Par chance, elle n’était pas fermée. Il entra en silence et vit dans l’office Roseline en train de donner des directives à deux jeunes femmes au teint blafard et dont la chevelure commençait à blanchir. Ce détail confirma ce qu’il avait longtemps supposé. Le comte vampirisait ses compagnes. Plus il vieillissait plus il avait besoin de se régénérer. Il ne savait quel processus entre celui qui lui permettait de ne pas vieillir et celui utiliser par le comte était le moins inhumain pour leurs victimes. Les trois femmes étaient en train de broder des motifs sur des tenues de cérémonies.
— Ainsi c’est donc cela ! Le comte veut procéder à une cérémonie rituelle ! Mais laquelle ?
Il grava dans sa mémoire les motifs en cours de broderie et il chercherait dans ses archives. Cela lui donnerait peut-être des indices.
Il passa rapidement devant la porte, aucune des couturières ne leva les yeux et il grimpa l’escalier de service. La chambre de Viviane se trouvait sous le toit. Il espérait (qu’une) qu’aucune des créatures démoniaques ne rodait dans les parages. Arrivé sur le palier, il s’approcha de la porte de la chambre et allait frapper quand Viviane sortit enveloppée dans sa serviette pour se rendre dans la salle d’eau.
— Toi ? Que fais-tu ici ?
— Je me fais du souci pour toi. Tu refuses de me parler au lycée alors j’ai décidé de venir te parler ici.
— Je suis grande, tu n’as pas à t’inquiéter pour moi. Et après ce que tu m’as fait, je te le répète, je ne veux plus te voir.
— Viviane écoute ! Je sais qu’apprendre ce que tu es et ce que je t’ai fait tout au long des derniers siècles n’est pas facile à accepter mais j’aimerais que tu lises ce document. Promets-moi de le lire et ensuite tu feras ce que tu voudras. Prends-le et je m’en vais.
Viviane n’aurait eu qu’à appeler pour signaler la présence de Gérald dans le manoir et aussitôt les démons se seraient jetés sur lui. Cependant, elle n’en fit rien et prit l’ouvrage que lui tendait son amant. Il la remercia et s’éclipsa aussi furtivement qu’il était arrivé. Il laissa malgré tout un petit mouchard dans le couloir afin d’être informé des allées et venues autour de sa belle. Il ignorait cependant si celui-ci fonctionnerait, la magie du comte était vraiment puissante. Il rentra chez lui en espérant que Viviane lirait le vieux manuscrit. Il y avait joint un pendentif que lui avait donné la bohémienne autrefois et il savait que ce pendentif protégeait des démons. Il ne savait pas que le bébé qu’elle portait les faisait fuir dans d’atroces souffrances.

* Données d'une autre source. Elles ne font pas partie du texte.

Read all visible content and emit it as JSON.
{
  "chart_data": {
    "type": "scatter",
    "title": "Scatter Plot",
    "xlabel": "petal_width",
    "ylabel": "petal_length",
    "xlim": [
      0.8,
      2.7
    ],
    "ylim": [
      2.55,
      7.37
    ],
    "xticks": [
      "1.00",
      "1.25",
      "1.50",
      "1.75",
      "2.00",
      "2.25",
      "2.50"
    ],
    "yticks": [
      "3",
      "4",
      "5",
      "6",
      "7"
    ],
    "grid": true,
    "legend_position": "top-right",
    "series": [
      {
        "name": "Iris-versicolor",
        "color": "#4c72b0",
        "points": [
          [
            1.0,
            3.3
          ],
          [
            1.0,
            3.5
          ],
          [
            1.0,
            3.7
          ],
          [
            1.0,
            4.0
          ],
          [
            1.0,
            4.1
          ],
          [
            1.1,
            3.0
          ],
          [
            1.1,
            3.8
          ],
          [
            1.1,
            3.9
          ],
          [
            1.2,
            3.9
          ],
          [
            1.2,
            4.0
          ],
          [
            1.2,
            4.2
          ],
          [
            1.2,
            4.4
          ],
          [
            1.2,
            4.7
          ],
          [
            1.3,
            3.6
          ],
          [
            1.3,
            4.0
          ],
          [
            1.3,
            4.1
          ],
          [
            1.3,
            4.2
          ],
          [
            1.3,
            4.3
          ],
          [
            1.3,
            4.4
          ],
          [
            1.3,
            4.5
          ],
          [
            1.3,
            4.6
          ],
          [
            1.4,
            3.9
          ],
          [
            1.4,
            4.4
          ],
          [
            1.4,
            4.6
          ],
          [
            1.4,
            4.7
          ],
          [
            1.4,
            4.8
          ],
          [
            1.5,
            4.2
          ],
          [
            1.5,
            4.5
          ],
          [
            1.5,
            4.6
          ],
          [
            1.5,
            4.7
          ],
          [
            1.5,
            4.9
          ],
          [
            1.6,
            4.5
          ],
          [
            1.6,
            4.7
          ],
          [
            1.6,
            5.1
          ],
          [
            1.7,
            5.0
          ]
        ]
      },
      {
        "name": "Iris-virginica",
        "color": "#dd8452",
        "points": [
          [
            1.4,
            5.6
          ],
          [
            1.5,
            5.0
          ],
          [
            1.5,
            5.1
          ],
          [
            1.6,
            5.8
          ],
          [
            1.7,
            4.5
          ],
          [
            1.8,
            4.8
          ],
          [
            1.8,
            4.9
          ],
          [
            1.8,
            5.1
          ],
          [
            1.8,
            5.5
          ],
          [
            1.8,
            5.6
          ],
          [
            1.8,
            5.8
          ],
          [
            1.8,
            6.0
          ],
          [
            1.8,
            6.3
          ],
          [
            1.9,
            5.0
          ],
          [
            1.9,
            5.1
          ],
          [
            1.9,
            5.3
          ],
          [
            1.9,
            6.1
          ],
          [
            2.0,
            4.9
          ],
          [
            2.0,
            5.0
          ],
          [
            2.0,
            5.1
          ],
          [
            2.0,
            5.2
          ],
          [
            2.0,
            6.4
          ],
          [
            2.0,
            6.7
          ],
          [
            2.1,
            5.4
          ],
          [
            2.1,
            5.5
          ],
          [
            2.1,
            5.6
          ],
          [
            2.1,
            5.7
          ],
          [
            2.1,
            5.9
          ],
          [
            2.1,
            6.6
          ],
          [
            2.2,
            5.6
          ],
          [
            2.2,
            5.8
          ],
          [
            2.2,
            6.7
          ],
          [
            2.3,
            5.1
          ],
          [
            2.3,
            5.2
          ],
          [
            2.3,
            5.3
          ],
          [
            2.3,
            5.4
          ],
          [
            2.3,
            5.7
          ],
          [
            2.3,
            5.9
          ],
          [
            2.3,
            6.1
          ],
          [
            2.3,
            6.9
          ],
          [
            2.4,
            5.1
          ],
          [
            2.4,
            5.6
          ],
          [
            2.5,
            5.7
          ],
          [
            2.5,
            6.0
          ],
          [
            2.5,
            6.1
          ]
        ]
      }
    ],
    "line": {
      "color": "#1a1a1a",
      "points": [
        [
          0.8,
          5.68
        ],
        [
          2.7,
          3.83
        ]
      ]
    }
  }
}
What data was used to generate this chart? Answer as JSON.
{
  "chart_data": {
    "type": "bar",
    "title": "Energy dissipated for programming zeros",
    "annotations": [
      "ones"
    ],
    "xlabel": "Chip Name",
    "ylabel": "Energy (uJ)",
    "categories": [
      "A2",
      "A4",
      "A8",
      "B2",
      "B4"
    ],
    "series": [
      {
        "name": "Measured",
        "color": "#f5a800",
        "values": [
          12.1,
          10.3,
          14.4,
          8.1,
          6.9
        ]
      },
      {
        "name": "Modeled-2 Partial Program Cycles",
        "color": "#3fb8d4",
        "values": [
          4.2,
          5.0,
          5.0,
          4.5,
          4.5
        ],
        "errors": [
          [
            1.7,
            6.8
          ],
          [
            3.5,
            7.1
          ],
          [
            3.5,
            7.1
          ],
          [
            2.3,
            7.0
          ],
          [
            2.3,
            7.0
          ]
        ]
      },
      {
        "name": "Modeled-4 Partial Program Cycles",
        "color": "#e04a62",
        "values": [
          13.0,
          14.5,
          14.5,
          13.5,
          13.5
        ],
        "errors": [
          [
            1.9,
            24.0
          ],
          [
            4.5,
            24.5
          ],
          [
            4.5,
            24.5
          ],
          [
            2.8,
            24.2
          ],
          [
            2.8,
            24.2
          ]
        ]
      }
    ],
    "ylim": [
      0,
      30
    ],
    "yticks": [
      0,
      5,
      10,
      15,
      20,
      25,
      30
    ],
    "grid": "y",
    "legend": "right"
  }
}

Courroucée par la visite de son ancien amant, Viviane prit le livre et le posa dans un coin de son bureau. Elle ne savait si elle le lirait. Ce soir-là comme tous les soirs depuis la visite inopportune du démon-félin, elle vérifia qu’elle était seule dans sa chambre. La soirée était prévue pour le lendemain soir. Elle eut du mal à s’endormir. Elle se demandait vraiment ce que le comte avait prévu, il lui avait dit qu’ils seraient cinq couples plus elle. Elle devinait que parmi les couples, il y aurait le comte, Léonard et sa femme, Satiricon et Marie qui n’étaient toujours pas réapparue, mais elle se demandait qui seraient les autres protagonistes.
Elle en eut la réponse quand le lendemain dans l’après-midi une voiture se gara dans la cour du manoir alors qu’elle corrigeait des copies dans sa chambre. Curieuse, elle regarda qui en sortait, et vit apparaître un homme qui semblait un peu plus jeune que son logeur et son chauffeur, un homme noir d’une carrure impressionnante. Il lui sembla qu’il la regardait quand il tourna les yeux dans sa direction mais elle n’en fut pas sûre.